Another thing that Medicare totally disregards is that sometimes being a good clinician means allowing a patient to dislike you. We have all told family members to be careful with narcotic drugs for fear that a patient in pain and confused with standard dosing may take additional doses. The patient resents our interference with their medication if the family is diligent about following our advice. I’m okay with saving someone from an unintentional overdose even if it means a few hard feelings.

Finally, there is the questionnaire itself. 7 pages. You can find the home health questionnaire here. I am having a hard time imagining a typical home health care patient or their spouse zipping through the questions.
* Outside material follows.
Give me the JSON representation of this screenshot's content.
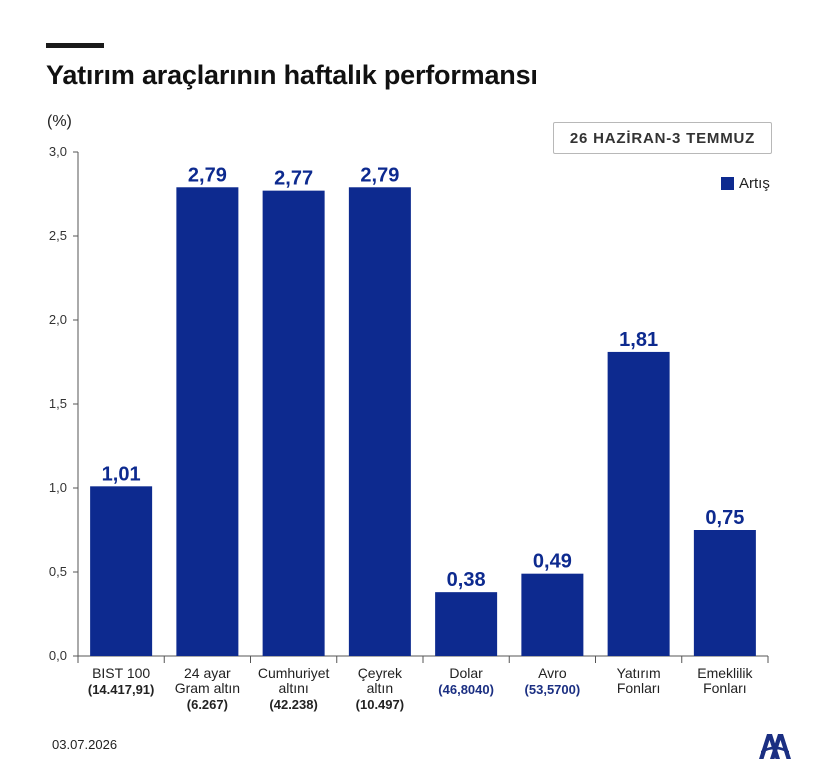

Worse, some of the questions may elicit responses that say nothing about the agency providing care.

  1. In the last 2 months of care, how often did home health providers from this agency treat you as gently as possible?

Consider a patient who has recently had knee surgery.  Treating this patient as gently as possible may mean allowing them to stay in the bed instead of walking on a recently replaced knee.
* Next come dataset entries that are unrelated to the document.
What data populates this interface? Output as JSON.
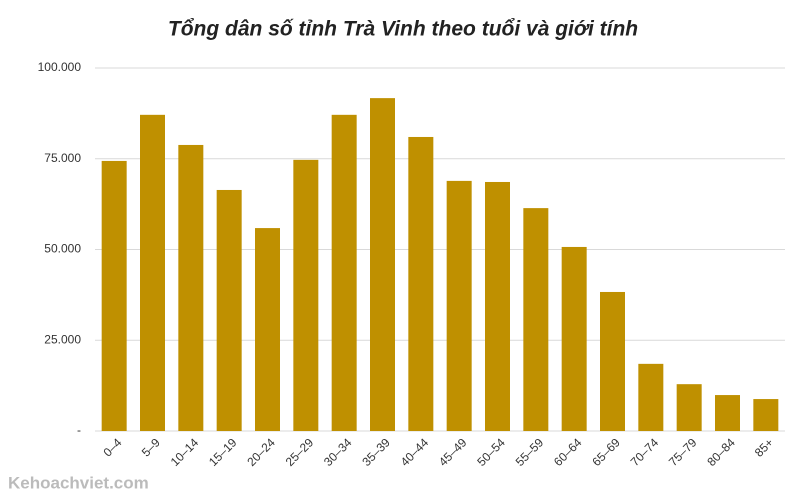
{
  "chart_data": {
    "type": "bar",
    "title": "Tổng dân số tỉnh Trà Vinh theo tuổi và giới tính",
    "categories": [
      "0–4",
      "5–9",
      "10–14",
      "15–19",
      "20–24",
      "25–29",
      "30–34",
      "35–39",
      "40–44",
      "45–49",
      "50–54",
      "55–59",
      "60–64",
      "65–69",
      "70–74",
      "75–79",
      "80–84",
      "85+"
    ],
    "values": [
      74400,
      87100,
      78800,
      66400,
      55900,
      74700,
      87100,
      91700,
      81000,
      68900,
      68600,
      61400,
      50700,
      38300,
      18500,
      12900,
      9900,
      8800
    ],
    "color": "#bf9000",
    "ylim": [
      0,
      100000
    ],
    "yticks": [
      {
        "value": 0,
        "label": "-"
      },
      {
        "value": 25000,
        "label": "25.000"
      },
      {
        "value": 50000,
        "label": "50.000"
      },
      {
        "value": 75000,
        "label": "75.000"
      },
      {
        "value": 100000,
        "label": "100.000"
      }
    ],
    "grid": true
  },
  "watermark": "Kehoachviet.com"
}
  1. Would you recommend this agency to your family or friends if they needed home health care?

Whether or not a patient likes the agency enough to refer family and friends is not always a good indication of the quality of care.  An agency who fosters dependence by keeping an aide in the home too long will likely be recommended over an agency who sends an OT in early to facilitate the patient’s participation in ADLs long before it is easy for them to do so.

  1. In the last 2 months of care, did you and a home health provider from this agency talk about pain?

 Talking about pain is not the same as treating pain.  Even when treatment is unsuccessful, it is important that the patient’s orders and treatment plans are reevaluated when pain is present.  This question should include whether or not the agency tried to alleviate the pain or if the agency talked to the MD.

So, if a patient can stay awake and they are literate and have adequate vision and the questionnaire is completed, the information is still less than useful.  Even valid questions may pertain to care given by several clinicians and there is no attempt to isolate the clinician who needs education.  The agency may very well end up incurring the expense of educating an entire staff of clinicians when only one or two are leaving the patient without adequate information.

The Hospice survey is even longer.  You can find it here.

Building trust with a patient is far more helpful to them than being liked by them.  Compassion is critical to good care; sentiment is not.

Meanwhile, teaching your staff the questions that will be asked of your patients may help your scores by ensuring that they emphasize that all that information about Pain they are trying to get from the patient is because a pain assessment is very important, etc.  Use the same vocabulary the patients might hear later.  It is my recommendation that you do not script what your nurses say as is recommended by other experts.  If you do, be prepared to have shrewd patients recognize acting instead of authentic communication.

As far as dealing with the fear and anxiety of patients who become overly dependent on the agency, I would like to hear your thoughts by emailing me or posting in the comments.  Could be a good topic for another day.  If we could all get a handle on how to provide for those needs, life would be better for a whole lot of patients.

HHCAHPS Cliff Notes
  1. Medicare mandates that a standardized questionnaire be given to patients.
  2. Third party vendors are approved by Medicare and collect the data for the agency.
  3. The data is collected via telephone or written questionnaire.
  4. Data is then aggregated and results are posted on Home Health Compare.
  5. Your results are posted along with a comparison of how you perform compared to other providers and the national and state average.
  6. Home Health agencies can view results at Home Health Compare.
  7. Hospice results should be posted when three continuous quarters of good data is available.